10 Jul 2019
De Schacht C, Mutaquiha C, Faria F, Castro G, Manaca N, Manhiça I, et al. (2019). Barriers to access and adherence to tuberculosis services, as perceived by patients: A qualitative study in Mozambique. PLoS One. 14(7), e0219470. doi: 10.1371/journal.pone.0219470
Tuberculosis (TB) continues to be a leading cause of death in Sub-Saharan Africa, including Mozambique. While diagnostic methods and total notifications are improving, significant gaps remain between total numbers of TB cases annually, and the number that are notified. The purpose of this study was to elicit Mozambican patients with drug sensitive TB (DS-TB), TB/HIV and Multi drug resistant tuberculosis (MDR-TB) understanding and assessment of the quality of care for DS-TB, HIV/TB and MDR-TB services in Mozambique, along with challenges to effectively preventing, diagnosing and treating TB.
MATERIALS AND METHODS:
Qualitative data was collected via separate focus group discussions consisting of patients with DS-TB, TB/HIV and MDR-TB at four health centers in Sofala and Manica Province, Mozambique, to describe knowledge on TB, HIV and MDR-TB, and identify barriers to access and adherence to services and their recommendations for improvement. A total of 51 patients participated in 11 discussions. Content analysis was done and main themes were identified.

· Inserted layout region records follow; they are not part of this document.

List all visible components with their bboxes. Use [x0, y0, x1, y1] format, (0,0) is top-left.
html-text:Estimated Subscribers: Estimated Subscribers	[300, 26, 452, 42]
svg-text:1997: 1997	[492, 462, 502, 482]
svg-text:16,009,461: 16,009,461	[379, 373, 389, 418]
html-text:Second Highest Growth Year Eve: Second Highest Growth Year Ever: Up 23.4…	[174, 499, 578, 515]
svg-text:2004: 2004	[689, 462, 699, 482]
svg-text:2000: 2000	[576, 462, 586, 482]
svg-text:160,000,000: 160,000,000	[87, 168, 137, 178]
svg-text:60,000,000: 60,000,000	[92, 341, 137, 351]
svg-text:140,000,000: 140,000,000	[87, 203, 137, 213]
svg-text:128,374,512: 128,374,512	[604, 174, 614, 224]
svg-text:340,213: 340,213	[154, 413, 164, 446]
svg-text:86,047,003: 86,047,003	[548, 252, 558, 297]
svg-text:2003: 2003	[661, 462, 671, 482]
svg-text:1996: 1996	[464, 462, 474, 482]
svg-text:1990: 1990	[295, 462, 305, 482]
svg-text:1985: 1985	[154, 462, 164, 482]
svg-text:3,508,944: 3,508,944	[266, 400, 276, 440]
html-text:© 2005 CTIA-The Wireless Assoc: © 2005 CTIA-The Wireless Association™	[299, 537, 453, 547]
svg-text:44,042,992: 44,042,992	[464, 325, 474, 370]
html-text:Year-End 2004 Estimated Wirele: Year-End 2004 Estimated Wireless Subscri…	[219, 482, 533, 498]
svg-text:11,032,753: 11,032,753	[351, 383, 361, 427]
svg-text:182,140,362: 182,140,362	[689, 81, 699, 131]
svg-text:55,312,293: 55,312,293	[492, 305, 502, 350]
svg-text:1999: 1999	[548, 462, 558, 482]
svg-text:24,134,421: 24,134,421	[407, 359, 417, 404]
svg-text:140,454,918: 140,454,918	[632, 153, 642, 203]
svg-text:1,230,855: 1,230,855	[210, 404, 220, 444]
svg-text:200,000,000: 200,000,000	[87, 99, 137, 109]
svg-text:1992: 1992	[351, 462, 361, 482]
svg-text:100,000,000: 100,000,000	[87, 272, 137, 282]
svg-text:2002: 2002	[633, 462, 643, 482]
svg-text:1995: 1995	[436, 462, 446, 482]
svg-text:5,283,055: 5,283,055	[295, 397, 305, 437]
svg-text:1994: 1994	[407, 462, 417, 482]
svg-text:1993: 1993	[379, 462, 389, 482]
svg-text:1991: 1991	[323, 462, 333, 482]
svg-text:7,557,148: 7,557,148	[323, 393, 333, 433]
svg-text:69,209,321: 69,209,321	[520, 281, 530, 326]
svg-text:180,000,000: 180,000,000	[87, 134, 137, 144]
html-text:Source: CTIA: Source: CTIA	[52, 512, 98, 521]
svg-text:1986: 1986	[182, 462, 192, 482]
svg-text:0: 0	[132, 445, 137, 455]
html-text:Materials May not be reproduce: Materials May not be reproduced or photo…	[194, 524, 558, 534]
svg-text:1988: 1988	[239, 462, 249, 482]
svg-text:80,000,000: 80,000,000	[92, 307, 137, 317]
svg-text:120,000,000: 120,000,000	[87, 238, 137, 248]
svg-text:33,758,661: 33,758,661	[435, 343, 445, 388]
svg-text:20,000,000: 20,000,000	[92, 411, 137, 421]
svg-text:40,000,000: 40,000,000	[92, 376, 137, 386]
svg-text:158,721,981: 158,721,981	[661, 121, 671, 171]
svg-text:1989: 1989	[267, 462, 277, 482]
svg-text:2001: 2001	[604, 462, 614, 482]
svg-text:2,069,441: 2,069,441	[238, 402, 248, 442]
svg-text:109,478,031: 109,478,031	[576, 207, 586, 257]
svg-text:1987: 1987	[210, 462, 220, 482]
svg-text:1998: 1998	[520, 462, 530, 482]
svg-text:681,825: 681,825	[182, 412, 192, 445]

Focus groups shared a number of prominent themes. Respondents identified numerous challenges including delays in diagnosis, stigma related with diagnosis and treatment, long waits at health facilities, the absence of nutritional support for patients with TB, the absence of a comprehensive psychosocial support program, and the lack of overall knowledge about TB or multi drug resistant TB in the community.
TB patients in central Mozambique identified many challenges to effectively preventing, diagnosing and treating tuberculosis. Awareness strengthening in the community, continuous quality monitoring and in-service training is needed to increase screening, diagnosis and treatment for TB, HIV/TB and MDR-TB.